I direct your attention to this image, courtesy of “The Rains of Castamere” Facebook page.
This is the Stannis that earned the title of “The Mannis.” Book and show fans have long been divided with regard to the middle Baratheon son for good reason. Show Stannis has little in the way of honor or integrity. Why? Who knows?
I thought that we might have turned the page with Stannis’ horrible depiction (I won’t say portrayal since Stephen Dillane is excellent) in the show with last season’s finale. When Stannis saved the Wall, it seemed like the show finally understood the vale of the One True King. I even wrote an article about it.
Unfortunately, that was short lived. We saw little development of the Jon/Stannis relationship, which is one of the best aspects of ADWD. Instead, the show returned to previous depictions of Stannis as a demanding fool with no political savvy, relying on Davos’ word to convince the viewer that this guy isn’t a complete religious narcissist. It’s as if The Battle of Castle Black never happened. Maybe that’s why he didn’t show up at the end of “The Watchers on the Wall.”
I now direct your attention to this quote from Theon’s sample chapter from The Winds of Winter, which is from a conversation Stannis had with Ser Justin Massey.
“The knight hesitated. “Your Grace, if you are dead — ”
” — you will avenge my death, and seat my daughter on the Iron Throne. Or die in the attempt.”
Does this look like a man who would burn his own daughter? Certainly not. In the books, Shireen, Selsye, and Melisandre remain at the Wall. It’s been long assumed that Melisandre will try to sacrifice her and the show practically confirmed that.
Why Stannis needed to be involved is beyond me. It completely ruined the character for show viewers and that’s a shame. What’s an even bigger shame is that Stannis fans now have to once again become Stannis apologists.
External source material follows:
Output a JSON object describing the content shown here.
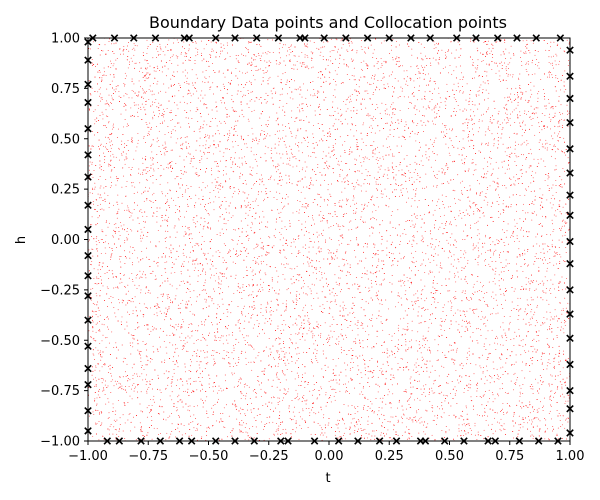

While the show and the books have always been separate entities, it’s clear that Stannis has been a victim of this more so than any other character. I’m not sure any book fans will be able to convince show only viewers that Stannis isn’t a completely horrible person. That doesn’t mean they shouldn’t try.
While “Hardhome” went a long way in salavaging the season, it doesn’t change the fact that season five has largely been a complete disaster. When it’s not boring, it’s completely nonsensical (not to suggest that the two are mutually exclusive). Stannis isn’t the only character who’s been made to suffer the indignity of actions unbefitting to his character. There’s also Littlefinger, but at least he didn’t burn his daughter.
I urge people to remember that last episode featured actions committed not by Stannis, but rather by the showrunners who don’t understand the character. I will continue to love Stannis. You should too.